Credit quality will continue to be tested and bankers expect more delinquencies in 2021. It should be noted that agricultural loan delinquencies have decreased in the past five years. Additionally, farm banks have outperformed non-farm banks since 2008.
What will hurt credit quality going forward? As is usually the case, commodity prices and land prices. As we’ve seen with commodity prices, they are very unpredictable, and farm income is dependent on commodity prices. It is important for producers to have marketing plans in place to take advantage of the highs, while protecting against the lows. On the farmland front, 40 percent of bankers believe agricultural land is overvalued and they expect greater declines in land prices. The combination of low commodity prices and a decreased value of farmland could greatly affect credit quality.
Agricultural bankers will need to be ready for legislation and policy changes around climate and sustainability.

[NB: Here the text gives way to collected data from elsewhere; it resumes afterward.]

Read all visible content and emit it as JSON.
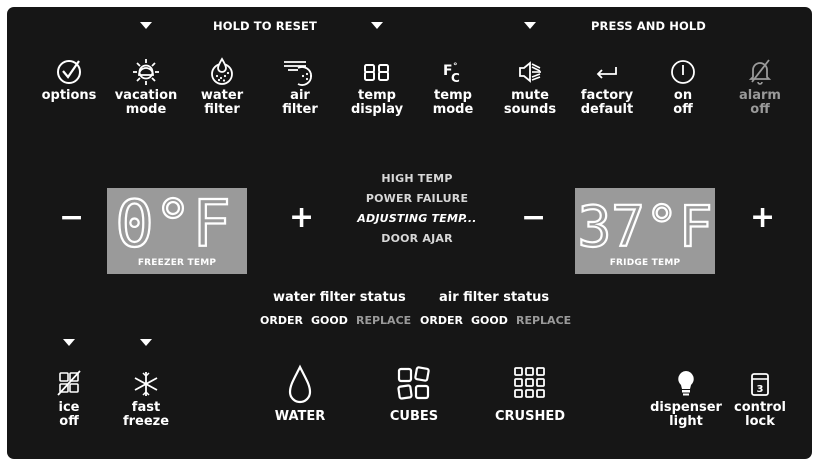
{
  "top_headers": {
    "hold_to_reset": "HOLD TO RESET",
    "press_and_hold": "PRESS AND HOLD"
  },
  "top_buttons": [
    {
      "label": "options",
      "icon": "checkmark-circle-icon"
    },
    {
      "label": "vacation\nmode",
      "icon": "sun-icon"
    },
    {
      "label": "water\nfilter",
      "icon": "water-filter-icon"
    },
    {
      "label": "air\nfilter",
      "icon": "air-filter-icon"
    },
    {
      "label": "temp\ndisplay",
      "icon": "digits-88-icon"
    },
    {
      "label": "temp\nmode",
      "icon": "fahrenheit-celsius-icon"
    },
    {
      "label": "mute\nsounds",
      "icon": "mute-speaker-icon"
    },
    {
      "label": "factory\ndefault",
      "icon": "return-arrow-icon"
    },
    {
      "label": "on\noff",
      "icon": "power-icon"
    },
    {
      "label": "alarm\noff",
      "icon": "bell-off-icon"
    }
  ],
  "freezer": {
    "value": "0°F",
    "caption": "FREEZER TEMP",
    "minus": "−",
    "plus": "+"
  },
  "fridge": {
    "value": "37°F",
    "caption": "FRIDGE TEMP",
    "minus": "−",
    "plus": "+"
  },
  "alerts": [
    "HIGH TEMP",
    "POWER FAILURE",
    "ADJUSTING TEMP...",
    "DOOR AJAR"
  ],
  "water_filter_status": {
    "title": "water filter status",
    "options": [
      "ORDER",
      "GOOD",
      "REPLACE"
    ]
  },
  "air_filter_status": {
    "title": "air filter status",
    "options": [
      "ORDER",
      "GOOD",
      "REPLACE"
    ]
  },
  "bottom_left": [
    {
      "label": "ice\noff",
      "icon": "ice-off-icon"
    },
    {
      "label": "fast\nfreeze",
      "icon": "snowflake-icon"
    }
  ],
  "dispense": [
    {
      "label": "WATER",
      "icon": "water-drop-icon"
    },
    {
      "label": "CUBES",
      "icon": "ice-cubes-icon"
    },
    {
      "label": "CRUSHED",
      "icon": "crushed-ice-icon"
    }
  ],
  "bottom_right": [
    {
      "label": "dispenser\nlight",
      "icon": "light-bulb-icon"
    },
    {
      "label": "control\nlock",
      "icon": "lock-3-icon"
    }
  ],
  "colors": {
    "panel": "#161616",
    "lcd": "#9a9a9a",
    "text": "#ffffff",
    "dim": "#9a9a9a"
  }
}
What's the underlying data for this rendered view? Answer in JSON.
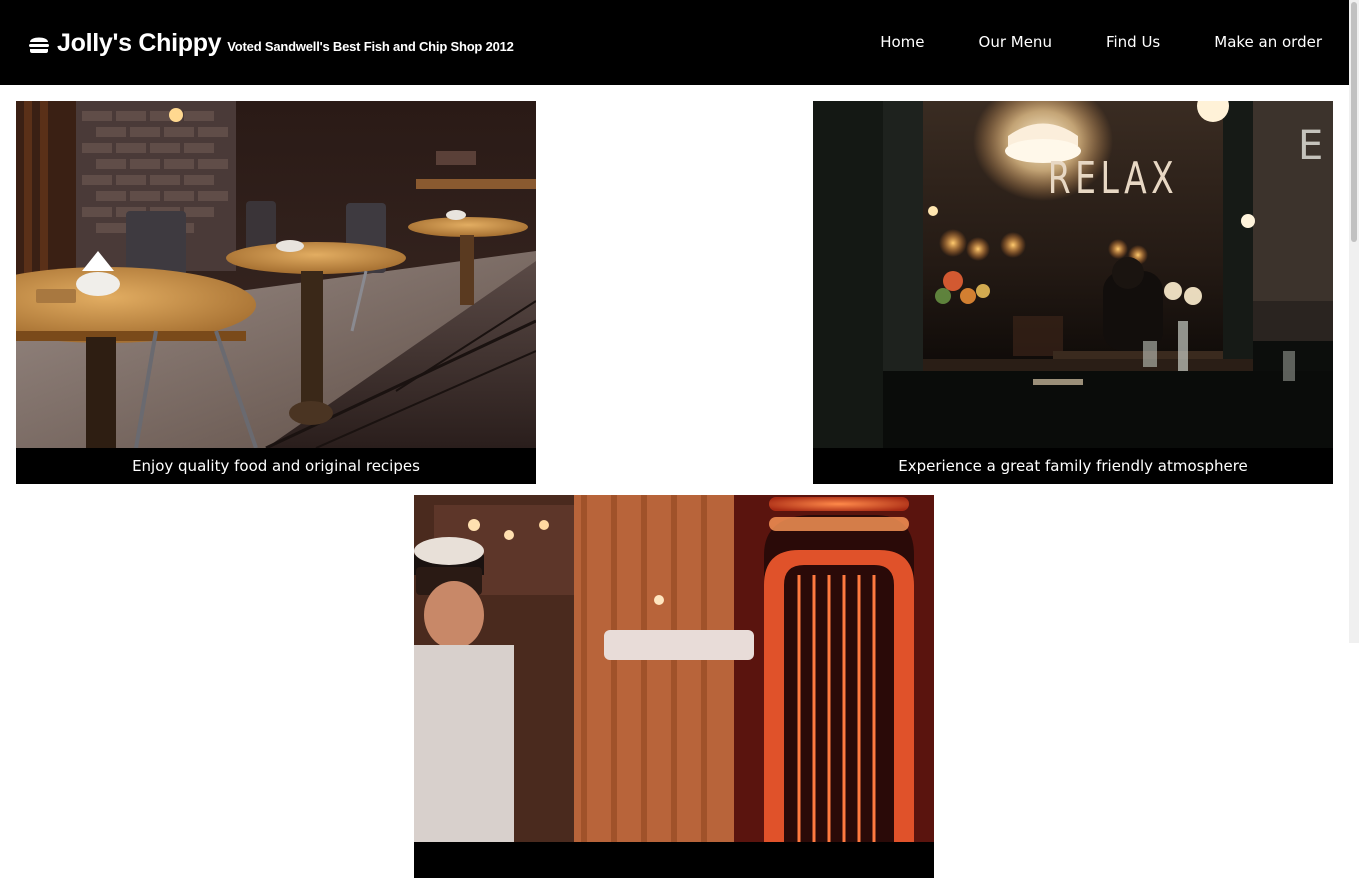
{
  "header": {
    "logo_icon": "burger-icon",
    "title": "Jolly's Chippy",
    "subtitle": "Voted Sandwell's Best Fish and Chip Shop 2012"
  },
  "nav": {
    "items": [
      {
        "label": "Home"
      },
      {
        "label": "Our Menu"
      },
      {
        "label": "Find Us"
      },
      {
        "label": "Make an order"
      }
    ]
  },
  "gallery": {
    "cards": [
      {
        "caption": "Enjoy quality food and original recipes",
        "image": "restaurant-interior-tables-photo"
      },
      {
        "caption": "Experience a great family friendly atmosphere",
        "image": "relax-window-bar-photo"
      },
      {
        "caption": "",
        "image": "chef-kitchen-photo"
      }
    ]
  },
  "photo_text": {
    "window_sign": "RELAX"
  },
  "colors": {
    "header_bg": "#000000",
    "header_text": "#ffffff",
    "page_bg": "#ffffff",
    "caption_bg": "#000000"
  }
}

It will be hard to predict what these changes may ultimately look like, but these changes will likely be carried out by individual agencies throughout the administration, including the USDA. While the incoming Secretary of Agriculture will play a central role, I believe it is more important to watch who fills other key positions at USDA over the next year. The undersecretaries and administrators often drive policy changes at USDA and other agencies and may ultimately decide the administration’s climate and sustainability agenda. During the Trump administration there were changes to the National Environmental Policy Act, which greatly helped lenders. Additionally, there were changes around loan making for beginning farmers and ranchers. These are just examples of policy changes, but it gives you an idea of what to watch for over the next year.
But what about Congress? Won’t House lawmakers pursue their own policy changes? The short answer is yes. House Democrats can push policy and pass bills within their chamber, but the House of Representatives needs to have the Senate agree with its policy proposals. If Republicans maintain control of the Senate, it will be much more difficult for Democrats in the House of Representatives to pass legislation that will ever become law. This is what we saw happen in Washington, D.C., for the past two years. This can all change if Democrats win both Senate runoffs in Georgia. Their victories would split the Senate. This change would result in more pieces of legislation finding their way to the President’s desk and potentially becoming law.
Over the past three years, we have witnessed a large increase in payments to farmers. Due to the nature of ad hoc payments, we do not know whether farmers will receive these payments again this year. These payments will be dependent on the agricultural economy and economic recovery from COVID-19. Because the Market Facilitation Program and CFAP payments were ad hoc, it was difficult for lenders to project them as part of cash flow. It is better to assume they will not happen, and adjust accordingly. It cannot be denied that MFP and CFAP helped many farmers over the past few years, but lenders should not expect them to happen “just because,” and they should be ready for potential changes to the programs with the Biden administration.
Where do we go from here?
Barring any unforeseen events, agricultural banking will start the year in the same place it has for the past few years — with a lot of uncertainty. This is the new normal for agricultural bankers. The driving determiner will continue to be commodity prices and land values. The changes in the political world will provide an opportunity to work with a new group of policymakers, but there will likely be some changes to agriculture and agricultural banking. Rest assured, however, that agricultural banks are well-capitalized and ready to help their customers going into the future.
Ed Elfmann is senior vice president, agricultural and rural banking at the American Bankers Association.